When government officials say they would rather let the public decide on their first 100 days’ performance, they meant leaving the assessment of their work to the public. Not through any formal survey or by a grading body, but the public. Let them be the judge. And the usual places where people converge to hold conversations nowadays are on social media like Facebook, Twitter and Instagram.
It is easy to find in social media networks the conversations about what is happening in government, the price of cooking fuel, the sense of security on the streets. Someone posts the news about a road closure, people react by posting comments or those funny depictions called memes.
Social media is an effective venue for discussion because it connects groups of people who share relations or interests, and they can type in their comments on reactions immediately, at any time, and from anywhere. Their posts can be read right away by friends or followers.
But something happened to social media before the elections last May, and it continues into the present. Social media became a cesspool of abuse with trolls and online comments that insult, lambast, wish harm on others. A troll is slang for a person who sows discord online, according to the Collins English Dictionary. The person starts arguments or upsets people by posting nasty, inflammatory, or off-topic messages on a website, blog, social media account, to provoke readers into an emotional response or to disrupt the discussion, often for their own amusement.

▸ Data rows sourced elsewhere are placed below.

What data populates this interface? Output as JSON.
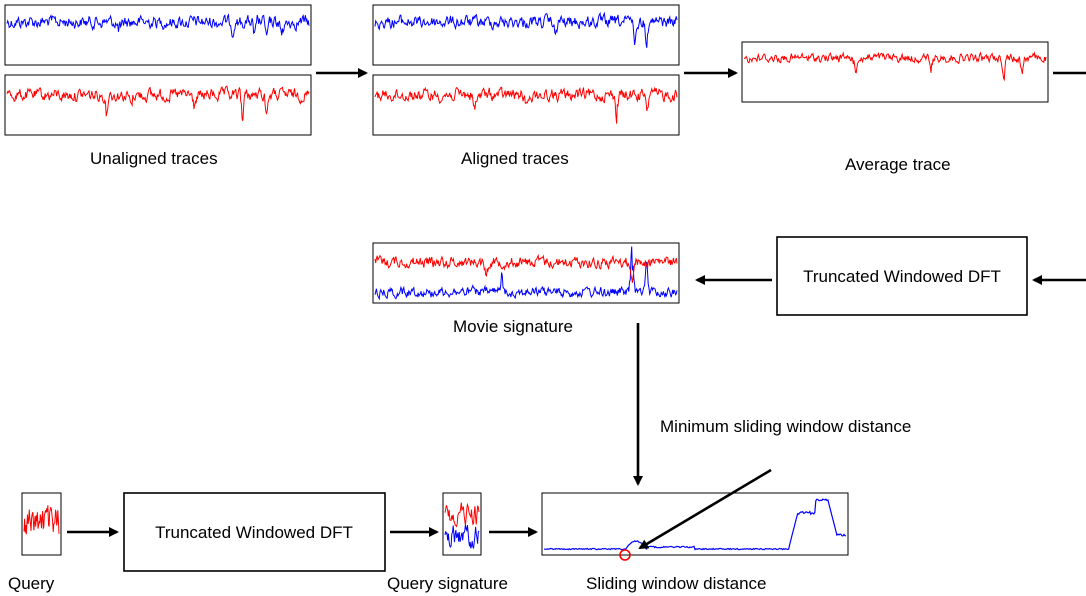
{
  "labels": {
    "unaligned": "Unaligned traces",
    "aligned": "Aligned traces",
    "average": "Average trace",
    "movie_signature": "Movie signature",
    "dft_top": "Truncated Windowed DFT",
    "dft_bottom": "Truncated Windowed DFT",
    "minimum": "Minimum sliding window distance",
    "query": "Query",
    "query_signature": "Query signature",
    "sliding": "Sliding window distance"
  },
  "colors": {
    "series_a": "#0000ff",
    "series_b": "#ff0000",
    "arrow": "#000000",
    "box_border": "#000000",
    "marker": "#ff0000"
  }
}
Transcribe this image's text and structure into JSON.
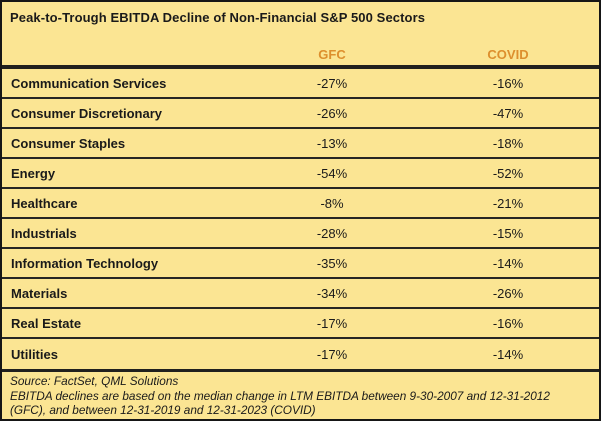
{
  "title": "Peak-to-Trough EBITDA Decline of Non-Financial S&P 500 Sectors",
  "columns": {
    "gfc_label": "GFC",
    "covid_label": "COVID"
  },
  "chart_data": {
    "type": "table",
    "title": "Peak-to-Trough EBITDA Decline of Non-Financial S&P 500 Sectors",
    "unit": "%",
    "categories": [
      "Communication Services",
      "Consumer Discretionary",
      "Consumer Staples",
      "Energy",
      "Healthcare",
      "Industrials",
      "Information Technology",
      "Materials",
      "Real Estate",
      "Utilities"
    ],
    "series": [
      {
        "name": "GFC",
        "values": [
          -27,
          -26,
          -13,
          -54,
          -8,
          -28,
          -35,
          -34,
          -17,
          -17
        ]
      },
      {
        "name": "COVID",
        "values": [
          -16,
          -47,
          -18,
          -52,
          -21,
          -15,
          -14,
          -26,
          -16,
          -14
        ]
      }
    ]
  },
  "footer": {
    "source": "Source: FactSet, QML Solutions",
    "note": "EBITDA declines are based on the median change in LTM EBITDA between 9-30-2007 and 12-31-2012 (GFC), and between 12-31-2019 and 12-31-2023 (COVID)"
  },
  "colors": {
    "background": "#FBE593",
    "header_text": "#DD8F2D",
    "body_text": "#1A1A1A",
    "border": "#20201E"
  }
}
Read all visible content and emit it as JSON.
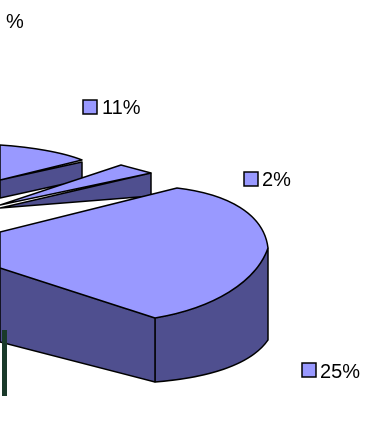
{
  "chart_data": {
    "type": "pie",
    "style": "3d-exploded",
    "title": "%",
    "slices": [
      {
        "label": "25%",
        "value": 25
      },
      {
        "label": "2%",
        "value": 2
      },
      {
        "label": "11%",
        "value": 11
      }
    ],
    "legend_marker": "square",
    "colors": {
      "top": "#9999ff",
      "side": "#4f4f8f",
      "outline": "#000000",
      "dark_mark": "#1a3a2a"
    }
  }
}
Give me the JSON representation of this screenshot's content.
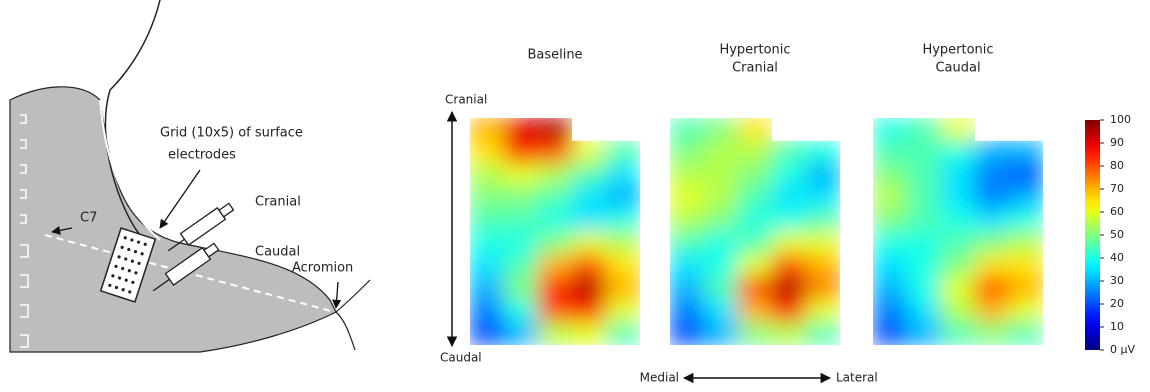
{
  "diagram": {
    "labels": {
      "grid_note": [
        "Grid (10x5) of surface",
        "electrodes"
      ],
      "cranial": "Cranial",
      "caudal": "Caudal",
      "acromion": "Acromion",
      "c7": "C7"
    }
  },
  "maps": [
    {
      "title": [
        "Baseline"
      ],
      "values": [
        [
          70,
          90,
          95,
          null,
          null
        ],
        [
          65,
          85,
          80,
          60,
          45
        ],
        [
          55,
          60,
          55,
          45,
          35
        ],
        [
          50,
          50,
          45,
          35,
          30
        ],
        [
          45,
          45,
          40,
          35,
          40
        ],
        [
          40,
          40,
          50,
          60,
          55
        ],
        [
          35,
          45,
          70,
          80,
          65
        ],
        [
          30,
          50,
          85,
          95,
          70
        ],
        [
          25,
          40,
          80,
          85,
          60
        ],
        [
          20,
          30,
          55,
          60,
          45
        ]
      ]
    },
    {
      "title": [
        "Hypertonic",
        "Cranial"
      ],
      "values": [
        [
          45,
          50,
          65,
          null,
          null
        ],
        [
          50,
          55,
          55,
          45,
          40
        ],
        [
          55,
          55,
          50,
          40,
          30
        ],
        [
          60,
          55,
          45,
          35,
          35
        ],
        [
          55,
          50,
          40,
          40,
          45
        ],
        [
          45,
          40,
          45,
          60,
          60
        ],
        [
          35,
          40,
          60,
          80,
          70
        ],
        [
          30,
          45,
          80,
          95,
          75
        ],
        [
          25,
          35,
          70,
          85,
          60
        ],
        [
          20,
          30,
          50,
          55,
          45
        ]
      ]
    },
    {
      "title": [
        "Hypertonic",
        "Caudal"
      ],
      "values": [
        [
          40,
          45,
          60,
          null,
          null
        ],
        [
          45,
          45,
          40,
          30,
          30
        ],
        [
          50,
          45,
          35,
          25,
          20
        ],
        [
          55,
          45,
          35,
          25,
          30
        ],
        [
          50,
          45,
          40,
          35,
          40
        ],
        [
          40,
          40,
          45,
          50,
          55
        ],
        [
          35,
          40,
          50,
          65,
          65
        ],
        [
          30,
          40,
          60,
          80,
          70
        ],
        [
          25,
          35,
          55,
          70,
          60
        ],
        [
          20,
          30,
          45,
          50,
          45
        ]
      ]
    }
  ],
  "axes": {
    "top": "Cranial",
    "bottom": "Caudal",
    "left": "Medial",
    "right": "Lateral"
  },
  "colorbar": {
    "colormap": "jet",
    "lim": [
      0,
      100
    ],
    "ticks": [
      {
        "value": 0,
        "label": "0 µV"
      },
      10,
      20,
      30,
      40,
      50,
      60,
      70,
      80,
      90,
      100
    ]
  }
}
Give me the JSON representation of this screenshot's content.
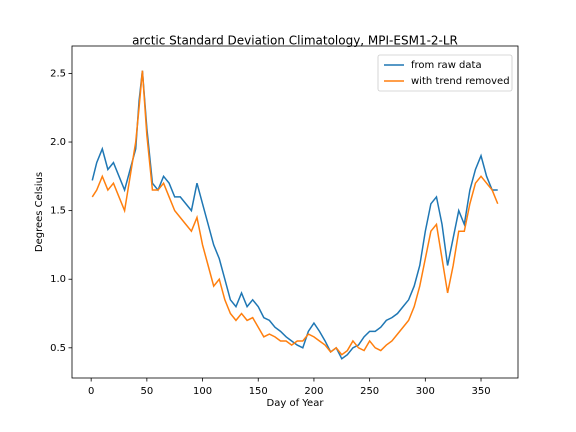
{
  "chart_data": {
    "type": "line",
    "title": "arctic Standard Deviation Climatology, MPI-ESM1-2-LR",
    "xlabel": "Day of Year",
    "ylabel": "Degrees Celsius",
    "x": [
      1,
      5,
      10,
      15,
      20,
      25,
      30,
      35,
      40,
      43,
      46,
      50,
      55,
      60,
      65,
      70,
      75,
      80,
      85,
      90,
      95,
      100,
      105,
      110,
      115,
      120,
      125,
      130,
      135,
      140,
      145,
      150,
      155,
      160,
      165,
      170,
      175,
      180,
      185,
      190,
      195,
      200,
      205,
      210,
      215,
      220,
      225,
      230,
      235,
      240,
      245,
      250,
      255,
      260,
      265,
      270,
      275,
      280,
      285,
      290,
      295,
      300,
      305,
      310,
      315,
      320,
      325,
      330,
      335,
      340,
      345,
      350,
      355,
      360,
      365
    ],
    "series": [
      {
        "name": "from raw data",
        "color": "#1f77b4",
        "values": [
          1.72,
          1.85,
          1.95,
          1.8,
          1.85,
          1.75,
          1.65,
          1.8,
          1.95,
          2.3,
          2.52,
          2.1,
          1.7,
          1.65,
          1.75,
          1.7,
          1.6,
          1.6,
          1.55,
          1.5,
          1.7,
          1.55,
          1.4,
          1.25,
          1.15,
          1.0,
          0.85,
          0.8,
          0.9,
          0.8,
          0.85,
          0.8,
          0.72,
          0.7,
          0.65,
          0.62,
          0.58,
          0.55,
          0.52,
          0.5,
          0.62,
          0.68,
          0.62,
          0.55,
          0.47,
          0.5,
          0.42,
          0.45,
          0.5,
          0.52,
          0.58,
          0.62,
          0.62,
          0.65,
          0.7,
          0.72,
          0.75,
          0.8,
          0.85,
          0.95,
          1.1,
          1.35,
          1.55,
          1.6,
          1.4,
          1.1,
          1.3,
          1.5,
          1.4,
          1.65,
          1.8,
          1.9,
          1.75,
          1.65,
          1.65
        ]
      },
      {
        "name": "with trend removed",
        "color": "#ff7f0e",
        "values": [
          1.6,
          1.65,
          1.75,
          1.65,
          1.7,
          1.6,
          1.5,
          1.75,
          2.0,
          2.25,
          2.52,
          2.05,
          1.65,
          1.65,
          1.7,
          1.6,
          1.5,
          1.45,
          1.4,
          1.35,
          1.45,
          1.25,
          1.1,
          0.95,
          1.0,
          0.85,
          0.75,
          0.7,
          0.75,
          0.7,
          0.72,
          0.65,
          0.58,
          0.6,
          0.58,
          0.55,
          0.55,
          0.52,
          0.55,
          0.55,
          0.6,
          0.58,
          0.55,
          0.52,
          0.47,
          0.5,
          0.45,
          0.48,
          0.55,
          0.5,
          0.48,
          0.55,
          0.5,
          0.48,
          0.52,
          0.55,
          0.6,
          0.65,
          0.7,
          0.8,
          0.95,
          1.15,
          1.35,
          1.4,
          1.15,
          0.9,
          1.1,
          1.35,
          1.35,
          1.55,
          1.7,
          1.75,
          1.7,
          1.65,
          1.55
        ]
      }
    ],
    "xlim": [
      -17.2,
      383.2
    ],
    "ylim": [
      0.28,
      2.7
    ],
    "xticks": [
      0,
      50,
      100,
      150,
      200,
      250,
      300,
      350
    ],
    "yticks": [
      0.5,
      {
        "value": 1,
        "label": "1.0"
      },
      1.5,
      {
        "value": 2,
        "label": "2.0"
      },
      2.5
    ],
    "legend": "upper right"
  }
}
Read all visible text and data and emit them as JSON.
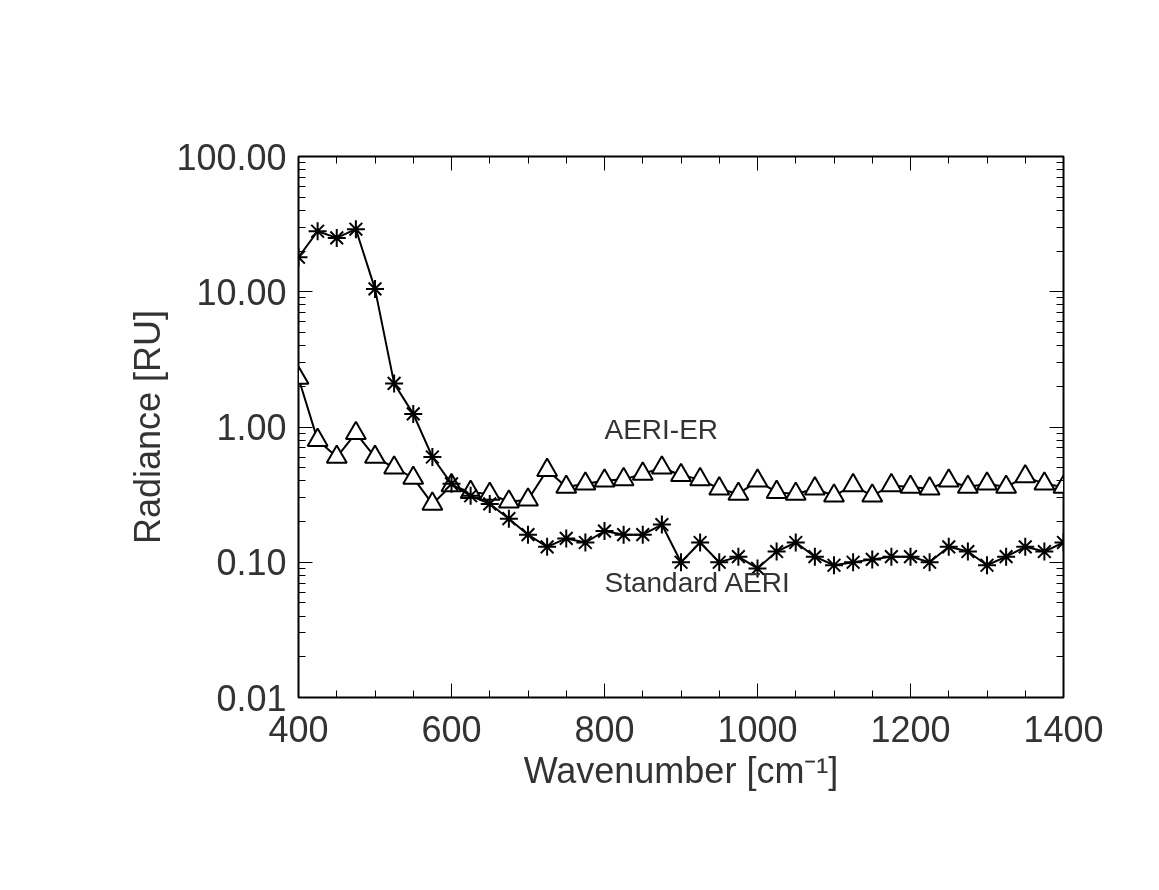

So-called keyboard warriors gave rise to online comments for or against their candidates in the weeks leading to the elections. And it was known that bots were used in the campaign. Bots are robots that are activated with the use of a keyword or phrase online. When a newspaper columnist criticizes a candidate, a computer robot detects this and automatically, without human intervention, sends out a retort in the comments section. Fake accounts and fake websites were also created to put forward certain positions.
With these characteristics of social media, it is difficult to use the platform to accurately determine public sentiment. It can give an indication of the general response, but this open sphere is being populated by messages that intend to stifle exchange and control the discussion for or against a position. Then everything becomes muddled.
Published in the Sun.Star Cebu newspaper on October 09, 2016.